La mère de mon mari a proposé un test de paternité: comment j’ai pris la décision.

DIVERTISSEMENT

Nous avons été mariés avec Marek pendant presque quatre ans. Notre mariage n’était pas parfait, mais nous nous aimions et essayions de résoudre tous les problèmes ensemble.

Cependant, il y a toujours eu une difficulté dans notre relation : sa mère, Karolina.

Elle n’a jamais caché qu’elle ne m’aimait pas. Heureusement, nous vivions séparément, et nos rencontres avec elle se limitaient aux fêtes. J’essayais d’ignorer ses commentaires, mais après la naissance de notre fils, la situation a changé.

Karolina a commencé à venir nous voir presque tous les jours. Au début, je pensais qu’elle voulait simplement aider, voir son petit-fils ou donner quelques conseils. Mais il est vite devenu évident qu’elle avait d’autres intentions.

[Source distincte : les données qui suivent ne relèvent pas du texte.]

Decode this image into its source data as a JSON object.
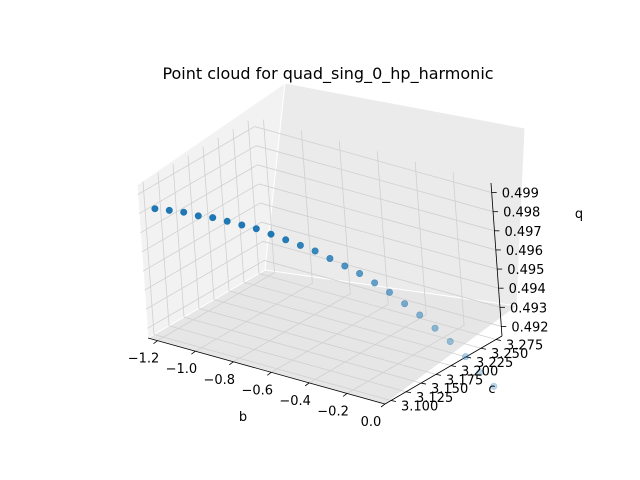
{
  "chart_data": {
    "type": "scatter",
    "title": "Point cloud for quad_sing_0_hp_harmonic",
    "xlabel": "b",
    "ylabel": "c",
    "zlabel": "q",
    "xlim": [
      -1.25,
      0.0
    ],
    "ylim": [
      3.09,
      3.285
    ],
    "zlim": [
      0.4915,
      0.4995
    ],
    "x_ticks": [
      "−1.2",
      "−1.0",
      "−0.8",
      "−0.6",
      "−0.4",
      "−0.2",
      "0.0"
    ],
    "y_ticks": [
      "3.100",
      "3.125",
      "3.150",
      "3.175",
      "3.200",
      "3.225",
      "3.250",
      "3.275"
    ],
    "z_ticks": [
      "0.492",
      "0.493",
      "0.494",
      "0.495",
      "0.496",
      "0.497",
      "0.498",
      "0.499"
    ],
    "grid": true,
    "marker_color": "#1f77b4",
    "points": {
      "x": [
        -1.2,
        -1.15,
        -1.1,
        -1.05,
        -1.0,
        -0.95,
        -0.9,
        -0.85,
        -0.8,
        -0.75,
        -0.7,
        -0.65,
        -0.6,
        -0.55,
        -0.5,
        -0.45,
        -0.4,
        -0.35,
        -0.3,
        -0.25,
        -0.2,
        -0.15,
        -0.1,
        -0.05
      ],
      "y": [
        3.101,
        3.109,
        3.117,
        3.125,
        3.133,
        3.141,
        3.149,
        3.157,
        3.165,
        3.173,
        3.181,
        3.189,
        3.197,
        3.205,
        3.213,
        3.221,
        3.229,
        3.237,
        3.245,
        3.253,
        3.261,
        3.269,
        3.275,
        3.281
      ],
      "z": [
        0.4982,
        0.4981,
        0.498,
        0.4978,
        0.4977,
        0.4975,
        0.4973,
        0.4971,
        0.4968,
        0.4965,
        0.4962,
        0.4959,
        0.4955,
        0.4951,
        0.4947,
        0.4942,
        0.4937,
        0.4931,
        0.4925,
        0.4918,
        0.4911,
        0.4903,
        0.4895,
        0.4888
      ]
    }
  }
}
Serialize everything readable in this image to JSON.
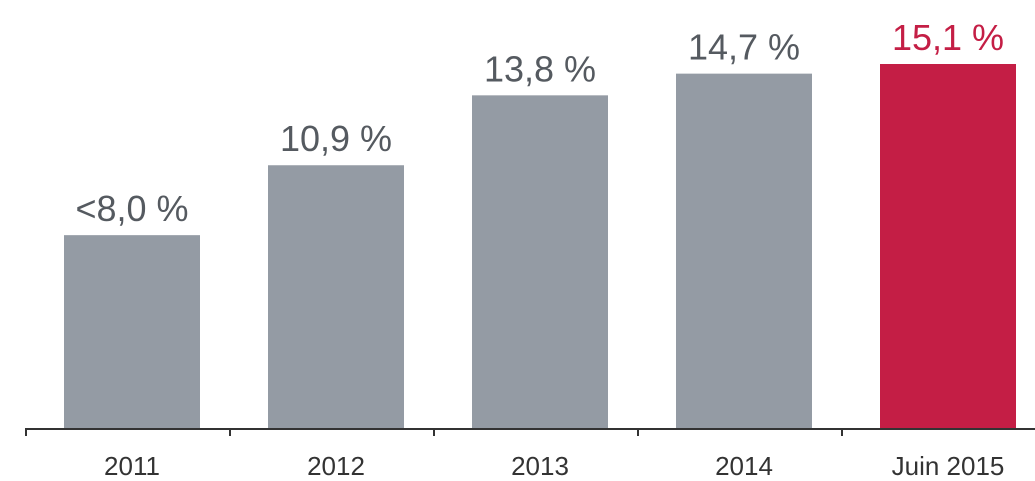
{
  "chart_data": {
    "type": "bar",
    "categories": [
      "2011",
      "2012",
      "2013",
      "2014",
      "Juin 2015"
    ],
    "values": [
      8.0,
      10.9,
      13.8,
      14.7,
      15.1
    ],
    "data_labels": [
      "<8,0 %",
      "10,9 %",
      "13,8 %",
      "14,7 %",
      "15,1 %"
    ],
    "title": "",
    "xlabel": "",
    "ylabel": "",
    "ylim": [
      0,
      15.1
    ],
    "grid": false,
    "legend": "none",
    "colors": {
      "default_bar": "#949ba4",
      "highlight_bar": "#c41e45",
      "default_label": "#555a60",
      "highlight_label": "#c41e45",
      "axis": "#333333"
    },
    "highlight_index": 4
  }
}
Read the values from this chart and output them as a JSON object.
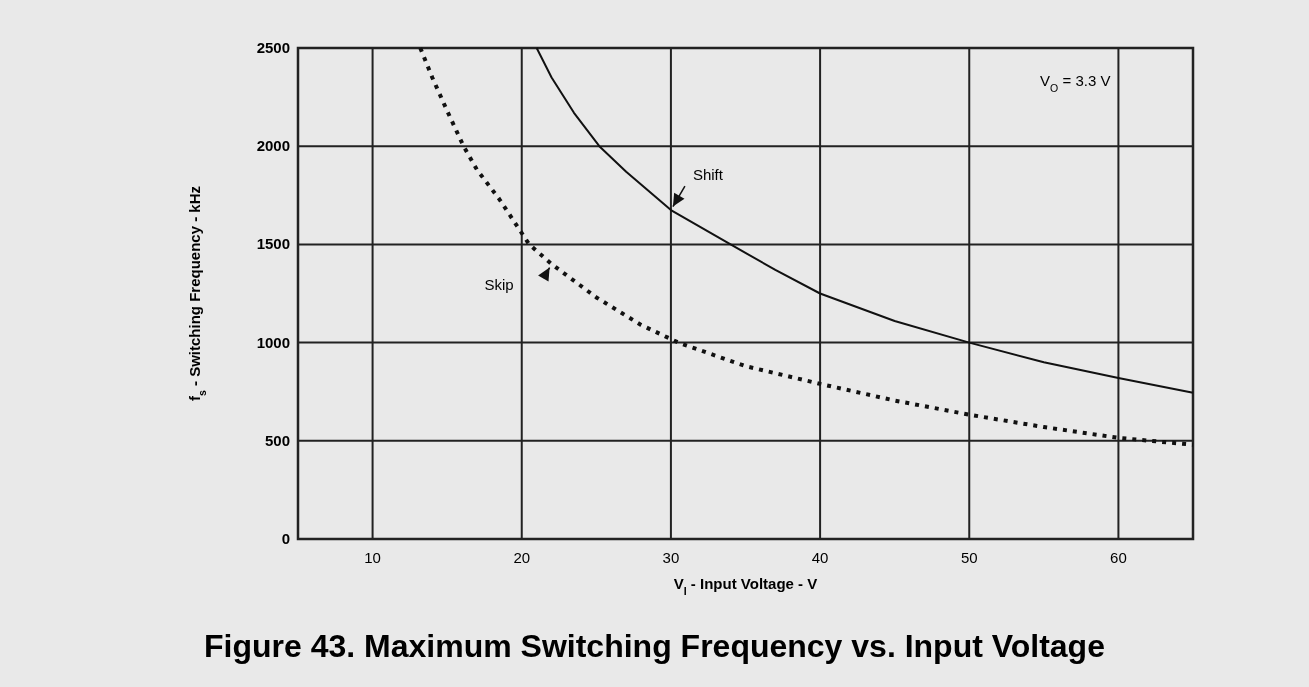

— Marek, tu dois faire un test de paternité — répétait-elle sans cesse.

— Maman, ça suffit — disait Marek. — C’est mon fils, nous n’avons pas besoin de confirmation.

— Vraiment ? Tu ne le vois pas ? Regarde-le. Il ne te ressemble en rien. Il a les cheveux clairs, des yeux différents. Tu ne le vois pas ?

J’essayais de ne pas réagir. Après tout, Marek connaissait la vérité. Il avait confiance en moi. Mais Karolina était plus persistante que je ne l’imaginais.

Tous les jours, elle lui parlait, discutait avec d’autres membres de la famille et les convainquait que l’enfant n’était pas de lui. Et ils ont commencé à la croire.

Un jour, Marek est rentré à la maison d’une étrange humeur. Il était silencieux, évitait de me regarder dans les yeux. J’ai su que quelque chose n’allait pas.

— Pardon, mais maman ne s’arrête pas. Et si elle avait raison ? Peut-être devrions-nous faire le test pour clore ce sujet.

Cela m’a attristée. Je savais que l’enfant était le sien, mais cette demande m’a blessée. Il ne me faisait pas confiance.

— Très bien — ai-je dit. — Faisons le test. Mais après ça, tu feras ce que je te dirai.

Marek m’a regardée, surpris, mais il a accepté.

Nous avons fait le test. Quelques jours plus tard, les résultats sont arrivés : « Probabilité de paternité – 99,99 % ». Marek a poussé un soupir de soulagement, et Karolina s’est tue pour la première fois.

— Alors, maman, tu es contente maintenant ? — lui a demandé Marek.

Elle a haussé les épaules.

— Bon, je me suis trompée. Mais quand même…

Je ne voulais plus l’écouter. J’avais déjà commencé à faire mes valises.

— Où vas-tu ? — m’a demandé Marek, stupéfait.

— Je pars — lui ai-je dit en prenant notre enfant dans mes bras et en le regardant dans les yeux. — Je ne peux pas vivre avec quelqu’un qui ne me fait pas confiance.

— Je suis désolé, tu avais raison. Je ne voulais pas te faire de mal ! C’est la faute de ma mère…

— Tu l’as laissée détruire notre relation. Maintenant, vis avec cette décision.

Je suis partie. Depuis, je n’ai plus parlé ni à Marek ni à sa famille. Il m’a appelée, m’a écrit, s’est excusé, mais il était déjà trop tard. Quand la confiance est détruite, elle ne peut pas être réparée.